MANCHESTER — Glenn Lewis said he recently was turning onto Old Winthrop Road from busy U.S. Route 202 with his blinker flashing when a woman on Bowdoin Street, the access road to a new medical services building, pulled right out in front of him.

The two drivers were able, barely, to avoid hitting each other, he said.

Lewis worries that other motorists may not be so lucky. The Old Winthrop Road resident fears there could be a tragic, even fatal, accident at the same spot.

He said he knows of at least three other close calls like his. While he is not aware of any accidents at the spot so far, he’s concerned an accident is inevitable.

“It’s a problem that is going to happen; it’s a real traffic hazard,” said Lewis. “I don’t want to see somebody get killed over something foolish.”

The intersection of that end of Old Winthrop Road with U.S. Route 202 and Bowdoin Street forms a triangle, with Bowdoin Street motorists crossing the end of Old Winthrop Road to get onto U.S. Route 202.

The main problem, according to Lewis and Town Manager Patrick Gilbert, occurs when a motorist is waiting to leave Bowdoin Street and pull out onto U.S. 202, and another motorist is on U.S. 202, pulling onto Old Winthrop Road.

Some motorists leaving Bowdoin Street onto U.S. 202 assume when they see a vehicle signaling that it will turn off U.S. 202, that the vehicle is turning onto Bowdoin Street.

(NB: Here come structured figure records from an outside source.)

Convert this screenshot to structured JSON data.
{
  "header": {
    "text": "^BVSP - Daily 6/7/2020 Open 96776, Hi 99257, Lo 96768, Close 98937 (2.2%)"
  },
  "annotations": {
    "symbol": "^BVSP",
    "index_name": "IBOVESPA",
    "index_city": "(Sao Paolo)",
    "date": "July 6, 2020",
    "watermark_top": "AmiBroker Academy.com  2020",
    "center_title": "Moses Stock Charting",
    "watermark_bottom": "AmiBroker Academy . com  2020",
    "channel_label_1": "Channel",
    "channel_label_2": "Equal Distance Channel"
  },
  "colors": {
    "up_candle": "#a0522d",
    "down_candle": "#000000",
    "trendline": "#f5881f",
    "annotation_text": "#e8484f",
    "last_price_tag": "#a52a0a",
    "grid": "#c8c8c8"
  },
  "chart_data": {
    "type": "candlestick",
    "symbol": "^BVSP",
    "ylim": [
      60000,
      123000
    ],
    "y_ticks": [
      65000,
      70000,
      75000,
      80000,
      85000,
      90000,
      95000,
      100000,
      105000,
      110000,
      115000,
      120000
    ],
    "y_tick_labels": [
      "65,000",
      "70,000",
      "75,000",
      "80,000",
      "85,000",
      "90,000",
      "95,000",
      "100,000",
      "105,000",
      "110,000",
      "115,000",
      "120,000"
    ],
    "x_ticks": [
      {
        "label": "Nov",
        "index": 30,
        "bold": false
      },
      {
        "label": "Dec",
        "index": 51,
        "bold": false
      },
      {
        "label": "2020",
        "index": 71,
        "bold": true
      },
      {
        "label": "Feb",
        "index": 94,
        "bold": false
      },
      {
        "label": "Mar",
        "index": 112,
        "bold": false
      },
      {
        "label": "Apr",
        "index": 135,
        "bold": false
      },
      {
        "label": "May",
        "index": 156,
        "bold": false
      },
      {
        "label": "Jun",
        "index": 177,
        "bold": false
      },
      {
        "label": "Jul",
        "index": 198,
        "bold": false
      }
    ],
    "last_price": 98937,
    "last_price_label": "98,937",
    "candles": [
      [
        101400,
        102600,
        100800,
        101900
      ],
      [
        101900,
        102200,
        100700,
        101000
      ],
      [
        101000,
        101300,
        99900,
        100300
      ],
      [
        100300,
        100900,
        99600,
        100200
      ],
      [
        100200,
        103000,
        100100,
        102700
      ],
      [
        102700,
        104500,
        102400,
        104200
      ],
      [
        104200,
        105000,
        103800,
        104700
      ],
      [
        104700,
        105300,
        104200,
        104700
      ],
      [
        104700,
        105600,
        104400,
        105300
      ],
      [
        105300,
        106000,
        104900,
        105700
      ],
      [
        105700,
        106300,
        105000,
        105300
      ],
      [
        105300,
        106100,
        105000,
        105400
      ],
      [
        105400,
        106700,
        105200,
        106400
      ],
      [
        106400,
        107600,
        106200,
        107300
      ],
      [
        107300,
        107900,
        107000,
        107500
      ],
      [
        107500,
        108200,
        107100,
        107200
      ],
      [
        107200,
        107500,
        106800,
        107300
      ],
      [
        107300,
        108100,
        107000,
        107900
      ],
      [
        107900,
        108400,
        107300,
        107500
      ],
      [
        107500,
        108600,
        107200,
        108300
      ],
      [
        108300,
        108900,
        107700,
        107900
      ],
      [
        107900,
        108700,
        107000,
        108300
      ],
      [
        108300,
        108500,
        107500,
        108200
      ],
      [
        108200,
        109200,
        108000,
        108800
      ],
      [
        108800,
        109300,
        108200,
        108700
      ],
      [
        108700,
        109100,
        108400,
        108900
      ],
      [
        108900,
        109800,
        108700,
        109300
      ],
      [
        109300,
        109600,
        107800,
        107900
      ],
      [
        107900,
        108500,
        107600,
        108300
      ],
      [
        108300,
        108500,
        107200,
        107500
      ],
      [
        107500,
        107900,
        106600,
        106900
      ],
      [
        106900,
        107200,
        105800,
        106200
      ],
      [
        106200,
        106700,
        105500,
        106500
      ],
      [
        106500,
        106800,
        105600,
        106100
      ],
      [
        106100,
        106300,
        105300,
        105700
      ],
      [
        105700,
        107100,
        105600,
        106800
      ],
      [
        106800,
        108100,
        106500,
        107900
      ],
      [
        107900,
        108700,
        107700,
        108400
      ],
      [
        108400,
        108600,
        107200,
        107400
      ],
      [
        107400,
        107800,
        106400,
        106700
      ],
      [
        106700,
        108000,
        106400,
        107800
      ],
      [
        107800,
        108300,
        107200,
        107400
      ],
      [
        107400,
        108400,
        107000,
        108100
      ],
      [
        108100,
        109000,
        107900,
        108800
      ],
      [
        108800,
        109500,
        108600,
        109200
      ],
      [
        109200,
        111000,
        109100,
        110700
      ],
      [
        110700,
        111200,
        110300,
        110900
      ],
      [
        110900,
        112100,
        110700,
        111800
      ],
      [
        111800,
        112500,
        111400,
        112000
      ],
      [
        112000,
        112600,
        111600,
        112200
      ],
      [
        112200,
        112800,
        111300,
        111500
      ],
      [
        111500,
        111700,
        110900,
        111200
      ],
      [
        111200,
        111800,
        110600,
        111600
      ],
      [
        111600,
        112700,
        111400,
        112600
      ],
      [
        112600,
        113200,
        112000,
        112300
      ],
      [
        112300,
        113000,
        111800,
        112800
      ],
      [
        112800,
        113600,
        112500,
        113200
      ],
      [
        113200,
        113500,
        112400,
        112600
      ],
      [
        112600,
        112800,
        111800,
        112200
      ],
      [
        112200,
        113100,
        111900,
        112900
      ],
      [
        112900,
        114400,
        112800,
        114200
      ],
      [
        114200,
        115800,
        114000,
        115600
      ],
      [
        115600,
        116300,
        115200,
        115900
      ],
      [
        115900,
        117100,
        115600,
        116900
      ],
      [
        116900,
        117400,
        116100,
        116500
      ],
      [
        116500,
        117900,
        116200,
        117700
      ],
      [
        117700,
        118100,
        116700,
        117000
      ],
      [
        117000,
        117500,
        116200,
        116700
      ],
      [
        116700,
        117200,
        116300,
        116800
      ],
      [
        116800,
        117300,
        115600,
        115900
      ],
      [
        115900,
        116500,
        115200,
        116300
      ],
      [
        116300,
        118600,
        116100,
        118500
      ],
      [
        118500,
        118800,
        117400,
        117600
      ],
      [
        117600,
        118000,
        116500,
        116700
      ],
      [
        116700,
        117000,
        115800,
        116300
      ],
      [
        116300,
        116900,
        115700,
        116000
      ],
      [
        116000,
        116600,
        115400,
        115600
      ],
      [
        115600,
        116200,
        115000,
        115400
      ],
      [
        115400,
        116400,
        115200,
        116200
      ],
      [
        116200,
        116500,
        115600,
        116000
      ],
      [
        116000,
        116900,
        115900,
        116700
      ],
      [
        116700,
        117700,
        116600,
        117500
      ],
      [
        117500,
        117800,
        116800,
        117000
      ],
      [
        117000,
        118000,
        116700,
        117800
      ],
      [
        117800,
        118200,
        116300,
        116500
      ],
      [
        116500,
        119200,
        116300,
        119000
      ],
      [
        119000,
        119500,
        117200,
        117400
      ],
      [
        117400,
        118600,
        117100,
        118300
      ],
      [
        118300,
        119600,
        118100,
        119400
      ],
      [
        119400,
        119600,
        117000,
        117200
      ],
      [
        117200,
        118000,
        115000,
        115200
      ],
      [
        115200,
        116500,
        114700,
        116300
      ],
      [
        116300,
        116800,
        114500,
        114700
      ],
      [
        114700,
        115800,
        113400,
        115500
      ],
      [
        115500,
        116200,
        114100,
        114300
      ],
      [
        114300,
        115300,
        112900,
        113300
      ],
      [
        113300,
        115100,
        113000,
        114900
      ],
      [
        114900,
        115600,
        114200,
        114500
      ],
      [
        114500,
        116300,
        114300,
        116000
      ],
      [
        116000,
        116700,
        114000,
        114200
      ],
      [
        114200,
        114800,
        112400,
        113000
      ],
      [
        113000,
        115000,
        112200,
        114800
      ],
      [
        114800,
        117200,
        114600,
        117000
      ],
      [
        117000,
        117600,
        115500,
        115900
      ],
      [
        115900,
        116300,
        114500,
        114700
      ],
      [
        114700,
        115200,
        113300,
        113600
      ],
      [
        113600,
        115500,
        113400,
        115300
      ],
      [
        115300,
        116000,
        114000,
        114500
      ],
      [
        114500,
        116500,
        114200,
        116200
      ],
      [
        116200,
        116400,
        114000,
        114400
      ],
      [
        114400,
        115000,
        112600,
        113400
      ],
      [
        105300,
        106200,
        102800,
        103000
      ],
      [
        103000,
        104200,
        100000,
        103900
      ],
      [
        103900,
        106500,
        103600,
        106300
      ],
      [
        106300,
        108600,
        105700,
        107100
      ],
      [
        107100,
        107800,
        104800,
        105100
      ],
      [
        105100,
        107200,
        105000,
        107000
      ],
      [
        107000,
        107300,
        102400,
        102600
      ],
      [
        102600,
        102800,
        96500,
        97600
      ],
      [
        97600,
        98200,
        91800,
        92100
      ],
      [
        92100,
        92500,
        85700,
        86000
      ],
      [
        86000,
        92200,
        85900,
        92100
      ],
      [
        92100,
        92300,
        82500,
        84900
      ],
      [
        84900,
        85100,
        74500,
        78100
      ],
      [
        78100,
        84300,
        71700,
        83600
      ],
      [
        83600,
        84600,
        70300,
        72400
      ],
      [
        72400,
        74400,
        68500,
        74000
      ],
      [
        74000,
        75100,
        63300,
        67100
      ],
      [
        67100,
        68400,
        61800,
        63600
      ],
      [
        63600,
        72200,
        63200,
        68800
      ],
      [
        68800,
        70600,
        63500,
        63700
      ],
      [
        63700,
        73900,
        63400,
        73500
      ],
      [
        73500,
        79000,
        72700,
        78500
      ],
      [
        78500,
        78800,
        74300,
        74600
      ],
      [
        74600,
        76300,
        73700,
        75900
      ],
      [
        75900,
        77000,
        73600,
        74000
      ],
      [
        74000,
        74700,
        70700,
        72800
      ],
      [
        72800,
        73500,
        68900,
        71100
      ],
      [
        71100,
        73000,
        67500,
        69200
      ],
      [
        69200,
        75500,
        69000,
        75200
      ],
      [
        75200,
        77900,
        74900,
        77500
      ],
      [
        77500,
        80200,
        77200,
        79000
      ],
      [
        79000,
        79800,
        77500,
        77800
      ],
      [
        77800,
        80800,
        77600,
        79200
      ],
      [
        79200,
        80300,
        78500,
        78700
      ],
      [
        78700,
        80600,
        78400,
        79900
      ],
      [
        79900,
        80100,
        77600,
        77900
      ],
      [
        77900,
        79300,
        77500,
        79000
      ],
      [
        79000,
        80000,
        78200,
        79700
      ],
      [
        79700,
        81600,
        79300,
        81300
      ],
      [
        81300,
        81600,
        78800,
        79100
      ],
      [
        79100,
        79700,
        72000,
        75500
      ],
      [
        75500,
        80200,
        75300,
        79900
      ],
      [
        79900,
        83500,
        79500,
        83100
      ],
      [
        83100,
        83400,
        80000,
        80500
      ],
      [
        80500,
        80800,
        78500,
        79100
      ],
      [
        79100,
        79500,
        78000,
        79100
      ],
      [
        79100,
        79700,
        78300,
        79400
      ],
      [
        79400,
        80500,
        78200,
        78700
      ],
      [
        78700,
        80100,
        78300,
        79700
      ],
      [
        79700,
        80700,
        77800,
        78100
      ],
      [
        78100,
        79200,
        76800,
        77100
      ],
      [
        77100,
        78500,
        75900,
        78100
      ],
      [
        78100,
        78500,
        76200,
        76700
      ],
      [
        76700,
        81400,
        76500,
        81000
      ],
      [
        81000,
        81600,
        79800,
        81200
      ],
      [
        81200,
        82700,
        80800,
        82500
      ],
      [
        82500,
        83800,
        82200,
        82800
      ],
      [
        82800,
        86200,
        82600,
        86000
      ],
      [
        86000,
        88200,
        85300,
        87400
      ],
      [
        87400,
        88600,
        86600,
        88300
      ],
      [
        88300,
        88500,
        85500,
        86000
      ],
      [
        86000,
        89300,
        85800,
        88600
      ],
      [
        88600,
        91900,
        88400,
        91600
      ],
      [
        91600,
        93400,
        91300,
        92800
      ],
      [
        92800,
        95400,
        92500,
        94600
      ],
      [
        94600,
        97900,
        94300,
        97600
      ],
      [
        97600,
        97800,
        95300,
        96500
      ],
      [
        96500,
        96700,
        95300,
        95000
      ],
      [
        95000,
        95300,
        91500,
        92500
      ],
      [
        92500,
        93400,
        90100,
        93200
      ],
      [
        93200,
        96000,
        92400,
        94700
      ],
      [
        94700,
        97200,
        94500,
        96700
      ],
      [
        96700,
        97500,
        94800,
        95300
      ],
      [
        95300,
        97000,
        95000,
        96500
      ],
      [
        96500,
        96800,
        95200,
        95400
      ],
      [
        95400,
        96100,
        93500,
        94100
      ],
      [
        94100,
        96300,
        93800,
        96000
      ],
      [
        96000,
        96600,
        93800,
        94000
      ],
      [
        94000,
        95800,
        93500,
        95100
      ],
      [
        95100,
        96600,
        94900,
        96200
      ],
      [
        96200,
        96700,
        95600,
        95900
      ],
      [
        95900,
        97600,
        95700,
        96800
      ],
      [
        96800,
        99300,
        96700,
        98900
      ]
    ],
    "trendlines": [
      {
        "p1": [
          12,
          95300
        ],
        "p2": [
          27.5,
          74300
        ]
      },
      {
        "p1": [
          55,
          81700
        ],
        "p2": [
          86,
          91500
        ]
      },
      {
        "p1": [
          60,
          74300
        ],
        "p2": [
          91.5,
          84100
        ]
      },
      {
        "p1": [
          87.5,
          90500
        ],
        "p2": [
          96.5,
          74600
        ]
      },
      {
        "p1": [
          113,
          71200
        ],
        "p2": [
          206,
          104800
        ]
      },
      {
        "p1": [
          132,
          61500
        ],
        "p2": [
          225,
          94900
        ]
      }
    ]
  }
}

So they pull out onto U.S. 202.

And if the motorist coming off U.S. 202 is instead going onto Old Winthrop Road, not Bowdoin Street, it could result in a collision.

“They see you signaling and think you’re turning into Bowdoin Street,” Gilbert said. “So if they pull out and you’re going straight (onto Old Winthrop Road) there’s a potential for conflict there.”

The town’s roads committee has discussed the issue and plans to again Jan. 31. Gilbert said the town will work with residents, the developer of the new medical building and the state Department of Transportation to come up with a solution.

“We want to do something to resolve this,” Gilbert said. “It’s going to involve everybody working together.”

Gilbert noted the access road site was approved by the state Department of Transportation and construction of the medical building was approved by the Planning Board.

Douglas Jorgensen, owner of Manchester Osteopathic Healthcare and a partner in the development, said if there is a safety issue, it is with U.S. Route 202 through Manchester in general. The access road serves his business, as well as a family practice, lab and other medical services located in the same building.

He said visibility from Bowdoin Street is good. And while he acknowledged it can, during busy times of the day, take some waiting for drivers to pull out of the street onto U.S. Route 202, the same could be said for other side roads where they intersect with U.S. Route 202. Also, he said, people drive too fast on U.S. Route 202, and some tailgate, putting others at risk.

Some 25,000 cars pass through the area daily, according to transportation data. “It’s a larger issue with Route 202 itself being dangerous, rather than just here,” Jorgensen said. “I think (the road through Manchester) does need to be addressed.”

He said the transportation department for many years has recommended a reconstruction of U.S. Route 202 through Manchester, but the project has never gotten funding.

Construction of the new medical center last year involved the creation, by the developer, of Bowdoin Street. For now it’s a private drive, but Gilbert anticipates a proposal to accept the street as a town road will go to voters at the annual town meeting in June.

Old Winthrop Road is less than a half-mile-long and has intersections with U.S. Route 202 on both ends.

Gilbert said town officials floated the idea of closing the end of the road by Bowdoin Street but said Old Winthrop Road residents “were pretty clear that’s not their first choice.”

Lewis said he is opposed to closing the end of Old Winthrop Road by Bowdoin Street.

“This road has been here a long time — it was here first,” Lewis said. “We didn’t create the problem. It wasn’t a problem until the medical office went in there.”

Gilbert said the town’s roads committee will work with a traffic engineer, residents and state transportation officials to come up with a recommendation to selectmen on how to improve the situation.

Lewis said a potential solution he favors, at least for the short term, would be to require all traffic coming out of the medical building’s road to turn onto Old Winthrop Road and travel down to its other, lower intersection with U.S. 202, instead of driving directly onto U.S. Route 202,

Longer-term plans for the property owned by Jorgensen and his partners include additional buildings on the site. Residents at the annual town meeting approved a tax break to help the project in an effort to spur economic development in town.

Jorgensen, who has had a practice in Manchester for 12 years, said he and town officials hope the proposed business park could help reduce the tax burden on residents by expanding the tax base to include more businesses.

Lewis said most of his neighbors seem resigned to the fact that U.S. Route 202 is becoming more commercial. He said while he is not against progress, people who want to continue living in their current homes should be able to do so safely.